The Sumo Squat
“Another good stretch is a sumo squat. To begin, you simply start in a squat position, spreading your legs slightly wider than shoulder-width apart with your toes pointed out. With your back remaining straight, lower your torso like you’re performing a squat trying to go as deep as permitted without pain. You want to get your legs into a position where your thighs are parallel to the floor.”
Supine Hamstring Stretch
“A supine hamstring stretch is also a solid choice for tight hamstrings. For this, you simply lay on your back bringing one foot close to your butt, flat on the ground for support. You can then grab your opposite leg, holding just above your ankle and bring it in, close to your chest.”
There are also lots of weightlifting exercises that can help to improve hamstring flexibility.
As flexibility expert Tom Merrick explains: “Not all flexibility work needs to be stretching. Doing weightlifting in a specific way can increase flexibility.
“Things like split-squats will increase your flexibility, and things like Romanian deadlifts will increase your hamstring flexibility.”
Additional Expert Comments
Tom Merrick: “[Tight hamstrings and calves are] super common.
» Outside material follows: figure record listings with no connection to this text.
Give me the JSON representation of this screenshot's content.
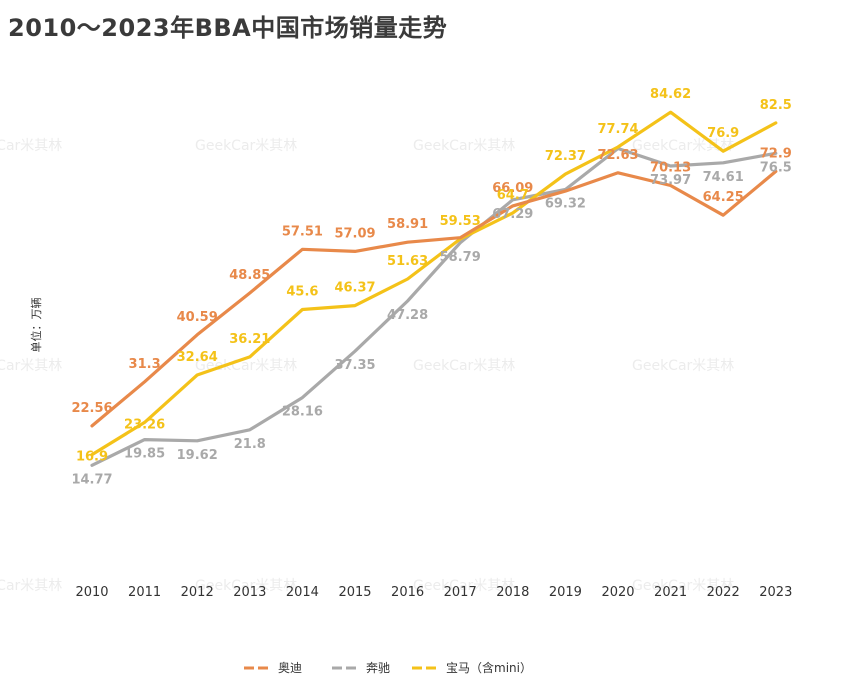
{
  "chart_data": {
    "type": "line",
    "title": "2010～2023年BBA中国市场销量走势",
    "ylabel": "单位：万辆",
    "xlabel": "",
    "categories": [
      "2010",
      "2011",
      "2012",
      "2013",
      "2014",
      "2015",
      "2016",
      "2017",
      "2018",
      "2019",
      "2020",
      "2021",
      "2022",
      "2023"
    ],
    "ylim": [
      0,
      90
    ],
    "grid": false,
    "legend_placement": "bottom-center",
    "series": [
      {
        "name": "奥迪",
        "color": "#e8894a",
        "values": [
          22.56,
          31.3,
          40.59,
          48.85,
          57.51,
          57.09,
          58.91,
          59.79,
          66.09,
          69.02,
          72.63,
          70.13,
          64.25,
          72.9
        ],
        "labels": [
          "22.56",
          "31.3",
          "40.59",
          "48.85",
          "57.51",
          "57.09",
          "58.91",
          "",
          "66.09",
          "",
          "72.63",
          "70.13",
          "64.25",
          "72.9"
        ]
      },
      {
        "name": "奔驰",
        "color": "#a9a9a9",
        "values": [
          14.77,
          19.85,
          19.62,
          21.8,
          28.16,
          37.35,
          47.28,
          58.79,
          67.29,
          69.32,
          77.44,
          73.97,
          74.61,
          76.5
        ],
        "labels": [
          "14.77",
          "19.85",
          "19.62",
          "21.8",
          "28.16",
          "37.35",
          "47.28",
          "58.79",
          "67.29",
          "69.32",
          "",
          "73.97",
          "74.61",
          "76.5"
        ]
      },
      {
        "name": "宝马（含mini）",
        "color": "#f4c219",
        "values": [
          16.9,
          23.26,
          32.64,
          36.21,
          45.6,
          46.37,
          51.63,
          59.53,
          64.7,
          72.37,
          77.74,
          84.62,
          76.9,
          82.5
        ],
        "labels": [
          "16.9",
          "23.26",
          "32.64",
          "36.21",
          "45.6",
          "46.37",
          "51.63",
          "59.53",
          "64.7",
          "72.37",
          "77.74",
          "84.62",
          "76.9",
          "82.5"
        ]
      }
    ]
  },
  "watermark": "GeekCar米其林"
}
To be honest, it’s a good measure of general postural chain flexibility. For an adult, if you can touch your toes, lift your arms pretty comfortably overhead and sit in a squat – that, for me, all the flexibility you need in your day-to-day life.
“Hamstrings get commonly tight mainly because we don’t use that range much.
“If you actually you think about it, until you start doing stretching, you don’t realise how much it’s lacking because in reality, you don’t use that range all the time. Running is super common and part of increasing running efficiency and economy… if you do any running then your hamstrings and calves will tighten up, because it improves your efficiency, so that’s another reason.
“The last reason is that usually [hamstrings and calves] are weak. Sometimes it’s not that your hamstrings are tight, it’s that your body doesn’t know if it’s actually strong enough to be in that position and so it won’t let you go there to make sure that you don’t hurt yourself.”
Bianca Grover: “Although tight hamstrings are not a cause for concern, it is good to know that unchecked tightness can cause the hips and pelvis to rotate back, flattening the lower back and causing back pain, knee pain or foot pain.
Making sure that one’s workout is balanced and targets different muscles in the body equally is very important in preventing muscular imbalances, such as tight hamstrings.”
Marian Barnick: “How you move throughout the day, whether sitting, standing, or walking will directly influence the tightness of your hamstrings.
“Not maintaining a neutral spine while sitting will increase your hamstring tightness. Standing with one knee bent, hip pushed out to the side or leaning will tighten your hamstrings.
“Walking without a proper heel-toe gait pattern will tighten your hamstrings.”
Nick Occhipinti: “Most people with tight hamstrings immediately think they just need to stretch, stretch, stretch. But a tight muscle is also weak and needs to be strengthened.
“Hamstring strengthening exercises like leg curls, straight leg or Romanian deadlifts, nordic hamstring curls, and glute ham raises are great ways to put some length into the muscle but, more importantly, strengthen the muscle.”